Of course, we also need appropriate Zig reference. Our original example is no longer as valid, since we're not using PIE and just doing a single write syscall (which is technically not correct; the correct way to do it would be to repeat it until it has successfully transmitted all of your data, but we'll rely on the syscall on Linux tending to work the first time anyway).
const std = @import("std");
pub export fn _start() void {
_ = std.os.linux.write(std.os.linux.STDOUT_FILENO, "Hello, world!\n", 14);
std.os.linux.exit(0);
}
And the result is...!
Zig still beats us at 1032 bytes. That was honestly quite funny when I saw that.
But, remember, this is only by 352 bytes. That's not a lot of data. Let's directly compare the sections:
- .text Zig is 19 bytes smaller.
- .rodata is the same. (side note: I wonder if you can chop off a byte by getting rid of the null terminator.)
- .eh_frame C is 36 bytes smaller.
- .eh_frame_hdr C is 8 bytes smaller.
- .comment Zig is 8 bytes smaller.
- .shstrtab Zig is 38 bytes smaller.
- And C has additional sections .note.gnu.property and .note.gnu.build-id, respectively taking up 48 bytes and 36 bytes.

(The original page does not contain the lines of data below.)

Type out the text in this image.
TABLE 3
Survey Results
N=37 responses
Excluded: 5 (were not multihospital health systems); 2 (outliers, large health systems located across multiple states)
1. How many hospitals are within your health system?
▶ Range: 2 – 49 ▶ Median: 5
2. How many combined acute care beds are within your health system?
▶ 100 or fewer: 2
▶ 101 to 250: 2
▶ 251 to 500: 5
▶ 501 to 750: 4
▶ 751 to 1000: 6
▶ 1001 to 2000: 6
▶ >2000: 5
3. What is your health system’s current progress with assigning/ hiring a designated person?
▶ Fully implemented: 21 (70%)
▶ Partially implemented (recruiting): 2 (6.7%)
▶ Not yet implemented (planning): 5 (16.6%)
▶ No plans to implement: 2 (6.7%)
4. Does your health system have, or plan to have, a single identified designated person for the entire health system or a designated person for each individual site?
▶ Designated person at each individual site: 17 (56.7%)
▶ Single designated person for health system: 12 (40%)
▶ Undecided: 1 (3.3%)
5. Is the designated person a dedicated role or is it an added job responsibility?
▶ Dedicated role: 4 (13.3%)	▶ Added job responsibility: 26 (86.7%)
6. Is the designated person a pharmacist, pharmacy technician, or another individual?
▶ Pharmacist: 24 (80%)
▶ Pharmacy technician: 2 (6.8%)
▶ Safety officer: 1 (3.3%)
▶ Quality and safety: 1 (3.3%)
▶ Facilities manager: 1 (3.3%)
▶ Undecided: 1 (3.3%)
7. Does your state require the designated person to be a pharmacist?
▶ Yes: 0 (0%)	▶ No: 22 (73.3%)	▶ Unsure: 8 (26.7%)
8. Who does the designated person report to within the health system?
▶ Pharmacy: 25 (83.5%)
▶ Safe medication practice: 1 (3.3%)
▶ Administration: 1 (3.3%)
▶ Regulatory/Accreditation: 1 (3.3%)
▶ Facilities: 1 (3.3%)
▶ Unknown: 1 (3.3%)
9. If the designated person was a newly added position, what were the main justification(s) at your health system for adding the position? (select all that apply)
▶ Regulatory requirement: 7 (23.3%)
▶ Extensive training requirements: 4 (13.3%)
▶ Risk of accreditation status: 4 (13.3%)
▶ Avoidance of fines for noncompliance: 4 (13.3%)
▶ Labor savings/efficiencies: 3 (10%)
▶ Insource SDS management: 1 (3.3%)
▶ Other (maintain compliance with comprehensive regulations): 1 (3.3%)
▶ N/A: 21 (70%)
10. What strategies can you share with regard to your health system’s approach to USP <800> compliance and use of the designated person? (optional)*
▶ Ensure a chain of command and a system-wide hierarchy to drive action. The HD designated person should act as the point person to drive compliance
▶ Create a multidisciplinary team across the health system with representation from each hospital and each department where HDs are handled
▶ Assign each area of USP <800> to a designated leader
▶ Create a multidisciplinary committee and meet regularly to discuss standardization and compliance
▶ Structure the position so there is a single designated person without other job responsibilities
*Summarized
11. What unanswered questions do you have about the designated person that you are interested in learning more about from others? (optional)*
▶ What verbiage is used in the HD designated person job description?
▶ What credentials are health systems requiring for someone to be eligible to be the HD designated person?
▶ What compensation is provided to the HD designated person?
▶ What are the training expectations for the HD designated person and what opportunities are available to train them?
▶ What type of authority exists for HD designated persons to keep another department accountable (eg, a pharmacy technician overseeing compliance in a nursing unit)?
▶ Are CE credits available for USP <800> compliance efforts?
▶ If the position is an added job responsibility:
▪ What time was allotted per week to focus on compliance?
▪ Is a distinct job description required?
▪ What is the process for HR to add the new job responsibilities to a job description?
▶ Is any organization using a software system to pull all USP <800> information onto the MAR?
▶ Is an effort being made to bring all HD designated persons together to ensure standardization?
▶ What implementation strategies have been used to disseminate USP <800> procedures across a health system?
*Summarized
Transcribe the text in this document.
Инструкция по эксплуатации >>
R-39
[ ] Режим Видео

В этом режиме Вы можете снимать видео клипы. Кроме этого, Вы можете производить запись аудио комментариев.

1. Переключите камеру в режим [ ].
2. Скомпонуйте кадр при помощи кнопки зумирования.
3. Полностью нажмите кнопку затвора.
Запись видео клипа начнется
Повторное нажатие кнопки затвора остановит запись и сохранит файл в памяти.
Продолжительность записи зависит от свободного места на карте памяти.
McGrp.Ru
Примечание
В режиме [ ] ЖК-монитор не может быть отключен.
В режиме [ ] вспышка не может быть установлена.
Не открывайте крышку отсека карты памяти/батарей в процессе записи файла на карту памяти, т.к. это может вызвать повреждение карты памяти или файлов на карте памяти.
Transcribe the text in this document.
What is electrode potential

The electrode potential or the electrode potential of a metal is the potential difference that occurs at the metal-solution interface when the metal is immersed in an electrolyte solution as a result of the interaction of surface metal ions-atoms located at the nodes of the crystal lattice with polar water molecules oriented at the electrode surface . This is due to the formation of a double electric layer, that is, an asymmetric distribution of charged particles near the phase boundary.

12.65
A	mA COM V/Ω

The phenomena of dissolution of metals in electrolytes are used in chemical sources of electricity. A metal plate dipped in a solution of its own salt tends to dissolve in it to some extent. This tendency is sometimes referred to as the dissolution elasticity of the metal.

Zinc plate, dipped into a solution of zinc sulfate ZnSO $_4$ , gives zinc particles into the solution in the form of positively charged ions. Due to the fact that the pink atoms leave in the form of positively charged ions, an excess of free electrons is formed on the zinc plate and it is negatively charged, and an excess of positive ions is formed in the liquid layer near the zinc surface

At the very least, this accounts for 105 of those bytes. The C program also has more section headers, and more program headers, so those probably take up some space as well. We are also forcing alignment by 16, which is not necessary, and some bytes may be being lost to that.
ENTRY(_start);
SECTIONS
{
. = 0x10000 + SIZEOF_HEADERS;
.text ALIGN(1) (READONLY) :
{
*(.text)
*(.text*)
}
.rodata ALIGN(1) (READONLY) :
{
*(.rodata)
*(.rodata*)
}
/DISCARD/ :
{
*(.note.gnu.property)
*(.note.gnu.build-id)
}
}
$ gcc -g -Oz -fno-builtin -nostdlib -ffreestanding -Wl,--no-dynamic-linker -Wl,--build-id=none -no-pie -fno-stack-protector -T linker.ld main.c && strip a.out && ./a.out
Hello, world!
So, removing those two additional sections and changing alignment from 16 to 1, we end up with 960 bytes. We beat Zig! For now. I'm sure if I tried for longer, I could get the Zig program to take up a comparable amount of space, but I think this is enough to show how small C can actually get if you get rid of the bloat.